Analyse
Désinvestissements : nouvelle tendance ? il y a 5 ans - jeudi 12 juillet 2012

On constate actuellement que bon nombre d’entreprises cherchent à se défaire de certaines activités non stratégiques. Pourquoi ?

Cessions

La situation économique restant difficile, bon nombre d’entreprises souffrent et pensent à redessiner leurs contours. Leur souci est alors souvent de réduire ou de se débarrasser de certaines activités. Une étude d’Ernst & Young révèle que parmi les multinationales interrogées, 31 % avaient de telles intentions pour les 12 mois à venir. Une augmentation de 55 % par rapport à un an plus tôt.
La tendance est présente dans pas mal de secteurs industriels, ainsi que dans la technologie, où la concurrence force les entreprises à constamment se réinventer. Elles se focalisent alors sur les segments qui offrent la meilleure croissance et se débarrassent peu à peu du reste.

 

Raisons multiples

Les entreprises peuvent avoir des raisons très diverses de se défaire d’activités ou de filiales qui ne font pas partie de leur coeur de métier. Dans la plupart des cas, il s’agit de mieux répartir les capitaux disponibles ou d’en dégager une meilleure efficacité. Les cessions permettent de faire circuler davantage de moyens vers les occupations offrant la meilleure croissance.
C’est ainsi que le géant américain de la pharmacie Pfizer a vendu cette année sa division d’alimentation infantile au suisse Nestlé, de manière à pouvoir racheter ses propres actions et investir davantage dans les médicaments sur ordonnance.
Beaucoup de sociétés vendent aussi des divisions du monde occidental, pour investir dans les pays émergents, qui offrent de meilleurs espoirs.
Désinvestir de la sorte, c’est aussi un moyen de réunir des capitaux (alors que la levée de nouveaux fonds en Bourse est devenue moins évidente) et de se donner la possibilité de réduire sa dette ou de renforcer son bilan.
Le groupe français Lafarge en est un bon exemple.

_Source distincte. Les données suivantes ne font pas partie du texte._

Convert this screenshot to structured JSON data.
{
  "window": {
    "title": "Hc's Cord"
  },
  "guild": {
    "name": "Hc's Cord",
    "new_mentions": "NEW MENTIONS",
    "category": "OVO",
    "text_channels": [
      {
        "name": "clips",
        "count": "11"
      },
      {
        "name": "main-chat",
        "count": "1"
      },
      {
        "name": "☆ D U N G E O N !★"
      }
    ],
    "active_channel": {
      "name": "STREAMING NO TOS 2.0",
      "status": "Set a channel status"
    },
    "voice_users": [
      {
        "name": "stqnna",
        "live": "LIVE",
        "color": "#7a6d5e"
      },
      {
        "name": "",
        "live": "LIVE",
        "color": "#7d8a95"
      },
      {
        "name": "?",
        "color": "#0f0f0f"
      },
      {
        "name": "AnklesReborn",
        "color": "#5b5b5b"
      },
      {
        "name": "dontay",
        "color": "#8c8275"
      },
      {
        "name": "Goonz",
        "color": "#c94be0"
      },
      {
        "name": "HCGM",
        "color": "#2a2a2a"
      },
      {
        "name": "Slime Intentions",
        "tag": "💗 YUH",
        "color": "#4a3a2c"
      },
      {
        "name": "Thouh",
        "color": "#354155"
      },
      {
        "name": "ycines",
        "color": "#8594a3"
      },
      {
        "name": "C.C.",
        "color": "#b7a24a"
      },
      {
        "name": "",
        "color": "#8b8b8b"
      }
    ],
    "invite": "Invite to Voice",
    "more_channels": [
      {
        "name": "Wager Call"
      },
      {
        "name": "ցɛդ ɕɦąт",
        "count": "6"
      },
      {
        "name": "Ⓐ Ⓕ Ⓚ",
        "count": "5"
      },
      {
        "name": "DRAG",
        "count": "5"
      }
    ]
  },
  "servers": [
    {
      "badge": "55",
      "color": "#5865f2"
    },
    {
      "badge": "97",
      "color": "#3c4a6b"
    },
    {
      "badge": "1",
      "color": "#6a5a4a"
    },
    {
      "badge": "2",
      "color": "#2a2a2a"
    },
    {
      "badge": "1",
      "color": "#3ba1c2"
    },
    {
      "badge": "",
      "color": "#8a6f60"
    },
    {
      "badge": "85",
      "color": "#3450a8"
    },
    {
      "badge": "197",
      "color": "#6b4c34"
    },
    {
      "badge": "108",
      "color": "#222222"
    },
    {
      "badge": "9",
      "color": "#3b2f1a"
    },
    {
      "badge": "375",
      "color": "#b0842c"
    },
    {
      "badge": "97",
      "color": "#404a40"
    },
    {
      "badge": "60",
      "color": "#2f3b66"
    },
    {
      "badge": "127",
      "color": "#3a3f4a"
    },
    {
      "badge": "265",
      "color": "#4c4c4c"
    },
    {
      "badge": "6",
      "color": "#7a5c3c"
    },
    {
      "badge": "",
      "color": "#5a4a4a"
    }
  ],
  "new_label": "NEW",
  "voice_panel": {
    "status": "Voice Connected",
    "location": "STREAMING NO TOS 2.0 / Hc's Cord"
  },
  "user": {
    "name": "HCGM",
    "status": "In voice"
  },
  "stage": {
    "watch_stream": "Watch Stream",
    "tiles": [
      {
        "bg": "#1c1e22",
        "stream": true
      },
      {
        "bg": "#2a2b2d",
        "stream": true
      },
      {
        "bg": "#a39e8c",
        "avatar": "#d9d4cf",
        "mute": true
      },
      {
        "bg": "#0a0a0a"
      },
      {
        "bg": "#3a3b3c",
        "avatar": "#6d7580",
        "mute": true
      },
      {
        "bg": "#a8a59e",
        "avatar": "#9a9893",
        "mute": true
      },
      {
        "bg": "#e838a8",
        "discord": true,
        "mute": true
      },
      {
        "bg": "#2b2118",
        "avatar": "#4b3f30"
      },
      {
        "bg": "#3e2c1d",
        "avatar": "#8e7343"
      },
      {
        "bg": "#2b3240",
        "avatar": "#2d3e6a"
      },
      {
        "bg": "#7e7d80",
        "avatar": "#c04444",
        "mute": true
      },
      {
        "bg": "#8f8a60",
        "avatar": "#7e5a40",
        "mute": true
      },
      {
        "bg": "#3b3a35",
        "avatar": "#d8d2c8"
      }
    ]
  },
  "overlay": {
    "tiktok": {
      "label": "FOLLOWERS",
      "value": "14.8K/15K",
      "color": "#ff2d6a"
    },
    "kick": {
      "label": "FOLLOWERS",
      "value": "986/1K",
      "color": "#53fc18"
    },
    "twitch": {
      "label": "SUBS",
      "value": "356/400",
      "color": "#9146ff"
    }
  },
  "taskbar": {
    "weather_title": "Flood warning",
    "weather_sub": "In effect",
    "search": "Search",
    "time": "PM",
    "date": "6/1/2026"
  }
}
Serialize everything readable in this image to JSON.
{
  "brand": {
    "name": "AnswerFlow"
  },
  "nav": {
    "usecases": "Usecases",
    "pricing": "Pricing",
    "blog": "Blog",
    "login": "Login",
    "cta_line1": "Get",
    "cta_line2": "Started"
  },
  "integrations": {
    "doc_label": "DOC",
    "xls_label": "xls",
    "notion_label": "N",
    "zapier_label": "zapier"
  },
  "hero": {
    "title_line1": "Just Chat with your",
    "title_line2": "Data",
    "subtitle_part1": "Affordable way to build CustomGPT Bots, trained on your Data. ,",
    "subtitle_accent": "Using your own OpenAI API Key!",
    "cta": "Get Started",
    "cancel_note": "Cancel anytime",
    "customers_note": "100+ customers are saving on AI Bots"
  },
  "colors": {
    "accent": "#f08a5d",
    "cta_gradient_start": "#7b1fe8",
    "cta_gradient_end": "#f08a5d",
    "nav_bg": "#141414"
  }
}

Il a communiqué il y a quelques mois qu’il procéderait à des cessions d’activités pour plus d’un milliard d’euros, pour pouvoir réduire sa dette.
Nokia, en pleine restructuration, cherche aussi à se débarrasser d’une série d’activités non stratégiques, pour renforcer sa situation financière.
Pour diverses sociétés, l’objectif des cessions est de rassembler de l’argent pour rémunérer les actionnaires (dividende ou rachat d’actions propres).

 

Conservateur

Malgré les années difficiles que nous venons de passer, les sociétés cotées sont en moyenne dans une situation financière correcte. Au contraire des autorités publiques des pays de la zone euro… Elles ont maintenu un comportement plutôt conservateur et ne se sont en moyenne pas exagérément endettées. Et la tendance à la cession d’activités s’inscrit toujours dans cette ligne de conduite. Si l’économie redémarre, la plupart des entreprises seront dès lors dans la meilleure posture pour en profiter.